Si la dissuasion française n’est officiellement pas dirigée contre un adversaire spécifique, elle se qualifie tout de même comme une dissuasion du « faible au fort », capable de dissuader même un État dont l’arsenal serait largement supérieur au sien. Aujourd’hui, la France compte environ 290 têtes nucléaires stratégiques délivrées soit à l’aide de missiles de croisière emportés par des chasseurs (composante aéroportée), soit par des missiles balistiques tirés depuis des sous-marins nucléaires lanceurs d’engins.
En comparaison, les États-Unis et la Russie disposent de près de 1 600 têtes nucléaires stratégiques déployées chacun, un chiffre limité par le traité New START qui expire en 2026. Les arsenaux des autres États dotés sont plus petits : environ 420 pour la Chine (en nette croissance) et 230 pour le Royaume-Uni.

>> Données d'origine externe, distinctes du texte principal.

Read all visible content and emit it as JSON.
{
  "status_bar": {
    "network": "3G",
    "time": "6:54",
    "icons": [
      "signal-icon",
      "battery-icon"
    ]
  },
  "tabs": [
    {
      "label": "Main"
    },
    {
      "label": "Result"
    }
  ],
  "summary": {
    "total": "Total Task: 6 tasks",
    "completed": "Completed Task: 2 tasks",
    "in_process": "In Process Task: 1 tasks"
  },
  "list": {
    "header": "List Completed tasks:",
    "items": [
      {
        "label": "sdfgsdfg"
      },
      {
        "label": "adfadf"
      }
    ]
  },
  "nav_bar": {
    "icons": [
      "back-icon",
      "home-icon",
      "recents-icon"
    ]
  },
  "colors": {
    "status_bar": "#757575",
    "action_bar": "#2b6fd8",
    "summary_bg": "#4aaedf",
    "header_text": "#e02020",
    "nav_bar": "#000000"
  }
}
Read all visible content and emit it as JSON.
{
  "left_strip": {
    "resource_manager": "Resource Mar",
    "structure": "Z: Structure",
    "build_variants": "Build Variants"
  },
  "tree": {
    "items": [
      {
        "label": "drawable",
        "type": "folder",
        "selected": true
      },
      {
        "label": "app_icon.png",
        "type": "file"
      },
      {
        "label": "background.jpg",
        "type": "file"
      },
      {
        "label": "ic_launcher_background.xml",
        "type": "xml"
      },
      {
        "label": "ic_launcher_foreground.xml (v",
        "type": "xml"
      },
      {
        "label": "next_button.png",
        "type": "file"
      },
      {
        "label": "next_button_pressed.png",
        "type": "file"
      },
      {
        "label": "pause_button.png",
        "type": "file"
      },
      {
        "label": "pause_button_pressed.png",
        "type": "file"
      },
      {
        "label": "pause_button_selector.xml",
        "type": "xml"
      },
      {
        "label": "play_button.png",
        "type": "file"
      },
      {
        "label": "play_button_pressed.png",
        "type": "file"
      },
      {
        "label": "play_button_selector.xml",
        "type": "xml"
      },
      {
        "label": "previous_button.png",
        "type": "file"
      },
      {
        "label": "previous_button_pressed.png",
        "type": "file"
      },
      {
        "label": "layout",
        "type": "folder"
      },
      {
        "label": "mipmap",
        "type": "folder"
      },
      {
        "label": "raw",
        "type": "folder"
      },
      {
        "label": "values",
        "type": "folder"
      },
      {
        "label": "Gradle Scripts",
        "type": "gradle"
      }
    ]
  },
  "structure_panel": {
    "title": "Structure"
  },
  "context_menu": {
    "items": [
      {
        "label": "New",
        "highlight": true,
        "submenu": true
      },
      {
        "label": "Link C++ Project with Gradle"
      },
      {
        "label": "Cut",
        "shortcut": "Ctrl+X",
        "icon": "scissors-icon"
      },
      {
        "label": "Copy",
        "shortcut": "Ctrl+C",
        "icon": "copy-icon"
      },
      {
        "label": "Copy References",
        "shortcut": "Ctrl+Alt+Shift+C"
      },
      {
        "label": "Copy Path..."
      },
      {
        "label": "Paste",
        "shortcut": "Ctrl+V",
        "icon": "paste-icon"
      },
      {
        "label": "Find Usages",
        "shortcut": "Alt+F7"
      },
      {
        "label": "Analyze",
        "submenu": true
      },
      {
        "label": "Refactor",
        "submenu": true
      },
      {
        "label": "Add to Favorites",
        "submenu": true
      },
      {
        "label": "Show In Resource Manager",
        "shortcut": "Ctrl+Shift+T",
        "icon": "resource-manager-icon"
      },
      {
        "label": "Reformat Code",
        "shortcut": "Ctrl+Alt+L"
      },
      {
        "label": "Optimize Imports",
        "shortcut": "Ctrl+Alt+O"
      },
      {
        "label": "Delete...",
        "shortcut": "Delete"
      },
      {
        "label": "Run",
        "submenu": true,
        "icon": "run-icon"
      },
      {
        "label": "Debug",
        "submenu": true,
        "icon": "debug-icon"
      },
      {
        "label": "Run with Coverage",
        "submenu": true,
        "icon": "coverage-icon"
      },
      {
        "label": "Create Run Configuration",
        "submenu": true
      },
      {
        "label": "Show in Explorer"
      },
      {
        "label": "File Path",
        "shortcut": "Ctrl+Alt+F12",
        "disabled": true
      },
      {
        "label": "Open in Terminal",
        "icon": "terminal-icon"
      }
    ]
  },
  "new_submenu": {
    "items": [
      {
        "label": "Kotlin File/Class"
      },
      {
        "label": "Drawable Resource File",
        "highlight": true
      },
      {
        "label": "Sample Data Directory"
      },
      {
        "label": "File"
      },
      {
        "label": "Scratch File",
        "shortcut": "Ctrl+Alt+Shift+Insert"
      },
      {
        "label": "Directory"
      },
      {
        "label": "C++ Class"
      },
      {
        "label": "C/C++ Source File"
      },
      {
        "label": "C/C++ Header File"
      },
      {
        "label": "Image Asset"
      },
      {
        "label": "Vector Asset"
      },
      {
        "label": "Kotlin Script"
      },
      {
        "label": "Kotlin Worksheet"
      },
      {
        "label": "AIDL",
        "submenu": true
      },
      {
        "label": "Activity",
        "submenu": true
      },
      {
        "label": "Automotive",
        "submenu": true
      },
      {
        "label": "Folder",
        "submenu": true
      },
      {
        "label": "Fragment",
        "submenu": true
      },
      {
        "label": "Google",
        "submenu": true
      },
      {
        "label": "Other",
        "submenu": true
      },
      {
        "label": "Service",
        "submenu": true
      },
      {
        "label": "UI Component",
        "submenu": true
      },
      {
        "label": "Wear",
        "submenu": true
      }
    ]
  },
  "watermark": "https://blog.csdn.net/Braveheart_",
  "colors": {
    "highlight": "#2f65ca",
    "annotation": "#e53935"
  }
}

Le concept français est lié à celui de « stricte suffisance » : la France possède de quoi infliger des dégâts équivalents à la « valeur France », afin de rendre le coût d’une attaque contre les intérêts vitaux français supérieurs aux bénéfices qu’un adversaire pourrait trouver dans cette attaque. Jusqu’à la fin de la guerre froide, ces dégâts étaient mesurés en morts dans la population ennemie : il fallait par exemple être capable de détruire 15 à 20 millions de Soviétiques. Cette logique macabre sous-tend encore les stratégies nucléaires, bien qu’aujourd’hui le ciblage soit officiellement dirigé vers les centres de pouvoir et de gravité de l’adversaire.
De plus, la doctrine française refuse la possibilité d’une guerre nucléaire limitée et donc du nucléaire tactique, tant les conséquences seraient dramatiques pour le territoire européen.
Ces spécificités en termes de doctrine et de stratégie sont à l’origine de l’indépendance de la dissuasion française et d’une souveraineté politique et industrielle, qui persiste encore aujourd’hui.
LA FRANCE EST LA SEULE PUISSANCE DE L’UNION EUROPÉENNE « DOTÉE ». EN CAS D’ISOLATIONNISME AMÉRICAIN, POURRAIT-ELLE PARTAGER SA DISSUASION AVEC LES AUTRES MEMBRES ?
Les États-Unis ont déjà connu plusieurs périodes de repli sans que cela ne remette en cause la dissuasion élargie dont ils font profiter leurs alliés de l’OTAN mais aussi leurs partenaires en Asie (Japon, Corée du Sud, Australie). Cette dissuasion, qui passe par le déploiement de bombes nucléaires américaines dans certains pays de l’OTAN mais aussi de forces conventionnelles, est au cœur de l’Alliance atlantique et de la relation transatlantique et il paraît peu probable qu’elle soit remise en cause, même par un second mandat de Donald Trump.
Cependant, il est nécessaire de se préparer à toutes les éventualités, et la dissuasion nucléaire française a clairement un rôle à jouer dans la défense de l’Europe. Cette dimension européenne de la dissuasion française est sous-entendue dès le Livre blanc de 1972, mais a clairement été exprimée par le président Macron dans son discours sur la stratégie de défense et de dissuasion en février 2020, puis au cours d’autres interventions par la suite. Il encourage notamment les pays européens à s’intéresser à la dissuasion nucléaire française et à clairement mentionner leurs besoins et idées en la matière. Force est de constater que, pour le moment, cette offre n’a pas réellement rencontré son public : les pays européens, surtout ceux qui sont membres de l’OTAN, restent profondément attachés à la dissuasion nucléaire américaine, qu’ils considèrent comme la seule crédible.
Un certain degré d’ambiguïté est évidemment nécessaire dans la politique déclaratoire française : le discours présidentiel se limite ainsi à déclarer que les « intérêts vitaux de la France ont une dimension européenne ». Cependant, il ne s’agit pas d’un engagement concret et compréhensible par les Alliés, ce qui nuit à leur attrait pour la stratégie européenne de la dissuasion française.
Si la France veut jouer un rôle plus important dans la défense de l’Europe grâce à sa dissuasion, alors des engagements politiques et stratégiques plus fermes doivent être pris.